Gouvernance et incitations: une méthode pour éviter le syndrome SCAF

Après l’échec Scaf, l’écueil à éviter est la dilution des responsabilités. Une task force conjointe Élysée–Chancellerie avec mandat sur dix ans, calendrier de jalons trimestriels et revue indépendante des coûts limiterait les frictions. À ce titre, l’analyse « Vu de Berlin, la mort du SCAF ouvre une nouvelle ère » rappelle l’exigence d’une méthode contractuelle, pas seulement politique.

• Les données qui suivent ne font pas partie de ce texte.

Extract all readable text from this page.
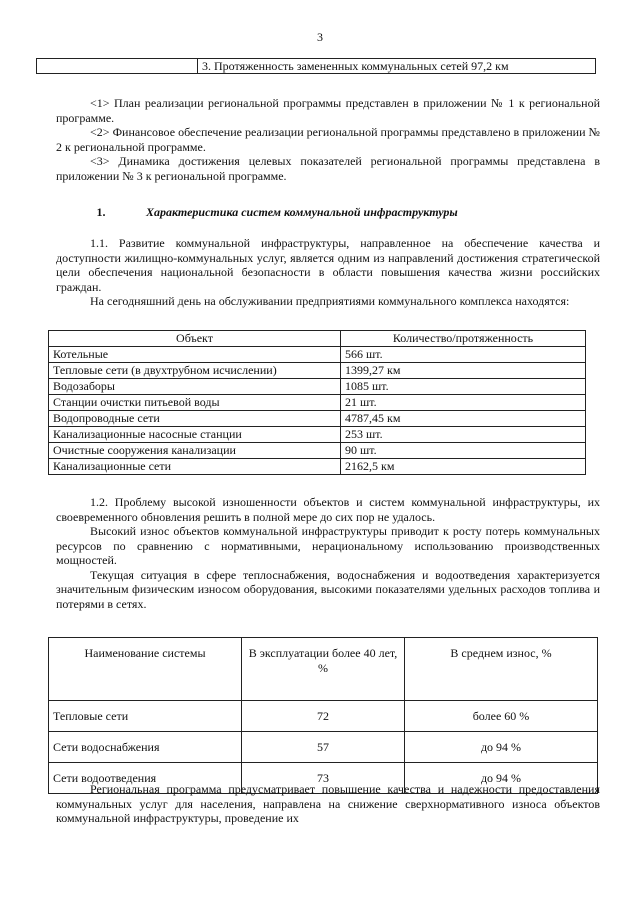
3
	3. Протяженность замененных коммунальных сетей 97,2 км

<1> План реализации региональной программы представлен в приложении № 1 к региональной программе.

<2> Финансовое обеспечение реализации региональной программы представлено в приложении № 2 к региональной программе.

<3> Динамика достижения целевых показателей региональной программы представлена в приложении № 3 к региональной программе.

1.	Характеристика систем коммунальной инфраструктуры

1.1. Развитие коммунальной инфраструктуры, направленное на обеспечение качества и доступности жилищно-коммунальных услуг, является одним из направлений достижения стратегической цели обеспечения национальной безопасности в области повышения качества жизни российских граждан.

На сегодняшний день на обслуживании предприятиями коммунального комплекса находятся:

Объект	Количество/протяженность
Котельные	566 шт.
Тепловые сети (в двухтрубном исчислении)	1399,27 км
Водозаборы	1085 шт.
Станции очистки питьевой воды	21 шт.
Водопроводные сети	4787,45 км
Канализационные насосные станции	253 шт.
Очистные сооружения канализации	90 шт.
Канализационные сети	2162,5 км

1.2. Проблему высокой изношенности объектов и систем коммунальной инфраструктуры, их своевременного обновления решить в полной мере до сих пор не удалось.

Высокий износ объектов коммунальной инфраструктуры приводит к росту потерь коммунальных ресурсов по сравнению с нормативными, нерациональному использованию производственных мощностей.

Текущая ситуация в сфере теплоснабжения, водоснабжения и водоотведения характеризуется значительным физическим износом оборудования, высокими показателями удельных расходов топлива и потерями в сетях.

Наименование системы	В эксплуатации более 40 лет, %	В среднем износ, %
Тепловые сети	72	более 60 %
Сети водоснабжения	57	до 94 %
Сети водоотведения	73	до 94 %

Региональная программа предусматривает повышение качества и надежности предоставления коммунальных услуг для населения, направлена на снижение сверхнормативного износа объектов коммунальной инфраструктуры, проведение их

Côté incitations, des contrats pour différence alignés sur les émissions évitées et la disponibilités des flexibilités encouragent l’investissement sans subventions mal ciblées. Enfin, un fonds mixte dédié aux interconnexions et au stockage — abondé par des recettes carbone — placerait la valeur au cœur de la stratégie plutôt que la dépense.

La pierre d’angle est la clarté: qui finance quoi, pour quels résultats, et à quel coût unitaire. À défaut, l’efficacité macroéconomique s’évapore.

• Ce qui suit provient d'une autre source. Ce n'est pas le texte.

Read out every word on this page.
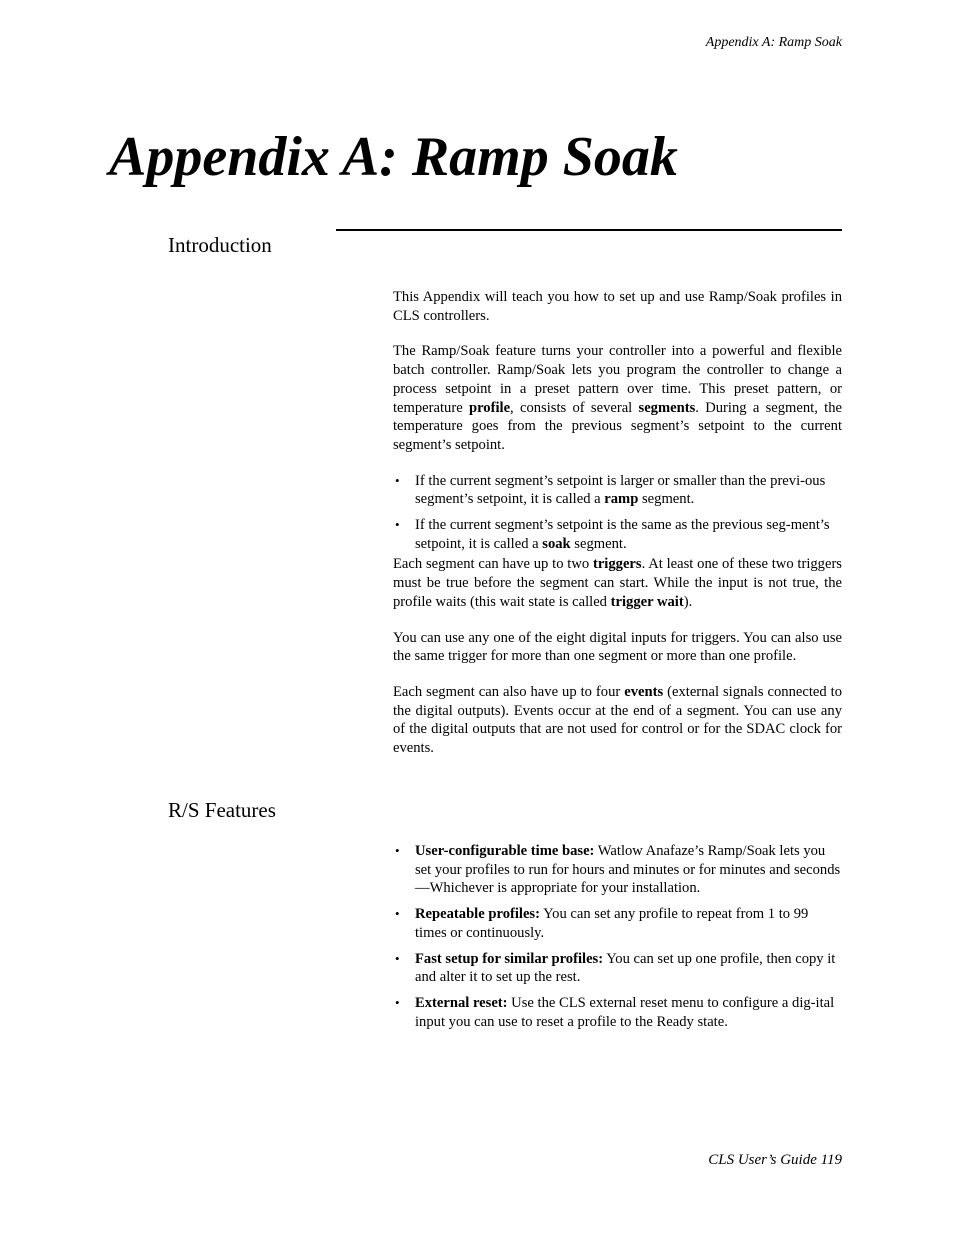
Appendix A: Ramp Soak
Appendix A: Ramp Soak
Introduction

This Appendix will teach you how to set up and use Ramp/Soak profiles in CLS controllers.

The Ramp/Soak feature turns your controller into a powerful and flexible batch controller. Ramp/Soak lets you program the controller to change a process setpoint in a preset pattern over time. This preset pattern, or temperature profile, consists of several segments. During a segment, the temperature goes from the previous segment’s setpoint to the current segment’s setpoint.

• If the current segment’s setpoint is larger or smaller than the previ-ous segment’s setpoint, it is called a ramp segment.
• If the current segment’s setpoint is the same as the previous seg-ment’s setpoint, it is called a soak segment.

Each segment can have up to two triggers. At least one of these two triggers must be true before the segment can start. While the input is not true, the profile waits (this wait state is called trigger wait).

You can use any one of the eight digital inputs for triggers. You can also use the same trigger for more than one segment or more than one profile.

Each segment can also have up to four events (external signals connected to the digital outputs). Events occur at the end of a segment. You can use any of the digital outputs that are not used for control or for the SDAC clock for events.

R/S Features
• User-configurable time base: Watlow Anafaze’s Ramp/Soak lets you set your profiles to run for hours and minutes or for minutes and seconds—Whichever is appropriate for your installation.
• Repeatable profiles: You can set any profile to repeat from 1 to 99 times or continuously.
• Fast setup for similar profiles: You can set up one profile, then copy it and alter it to set up the rest.
• External reset: Use the CLS external reset menu to configure a dig-ital input you can use to reset a profile to the Ready state.
CLS User’s Guide 119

Innovation technologique partagée: IA, jumeaux numériques et flexibilité industrielle

La prochaine frontière se joue dans le logiciel. Des jumeaux numériques de réseaux transfrontaliers, alimentés par des modèles d’IA prédictifs, peuvent réduire les congestions et lisser la variabilité des renouvelables. Un partenariat franco-allemand sur ces briques numériques ferait écho à des initiatives européennes plus larges, à l’image d’un exemple de collaboration sans frontières autour de l’IA, à transposer au système énergétique.

Sur l’hydrogène, mutualiser les données de charge des électrolyseurs avec celles des marchés intrajournaliers abaisse le coût de production et favorise l’intégration au réseau. L’Europe a démontré sa capacité d’adaptation vis-à-vis des approvisionnements, et la question de convaincre les voisins européens reste centrale pour standardiser les règles et accélérer les déploiements.

Cas d’usage: « RhinEnergie Lab », une illustration concrète

Pour donner chair à cette trajectoire, « RhinEnergie Lab » — consortium fictif réunissant un opérateur de réseau français, un énergéticien allemand et une PME d’IA — illustre la méthode. Objectif: piloter 500 MW d’actifs flexibles (batteries, power-to-heat, électrolyse) le long du Rhin via un jumeau numérique binationale. Résultat attendu: -15% de congestions locales et -5 €/MWh sur la facture industrielle lors des pics.

Le consortium contractualise un cadre clair: partage de données anonymisées, tarification incitative des congestions, et reporting mensuel public. La visibilité crée un effet d’entraînement sur les fournisseurs et les industriels électro-intensifs de la chimie, qui sécurisent des PPA renouvelables et des options de flexibilité adossées au réseau.

En filigrane, le message est simple: quand les objectifs sont mesurables et les incitations alignées, la transition énergétique cesse d’être un slogan pour devenir un actif stratégique partagé.

En arrière-plan, le débat sur la défense se poursuit: certains observateurs s’interrogent déjà sur la possibilité qu’un autre projet d’avion de combat européen puisse redécoller. Mais pour l’économie réelle, la bascule vers l’énergie est immédiate, lisible et riche en retombées industrielles. Le moment est propice pour passer d’un symbole de discorde à un portefeuille de projets qui sécurisent l’approvisionnement, abaissent les coûts et renforcent la souveraineté énergétique européenne.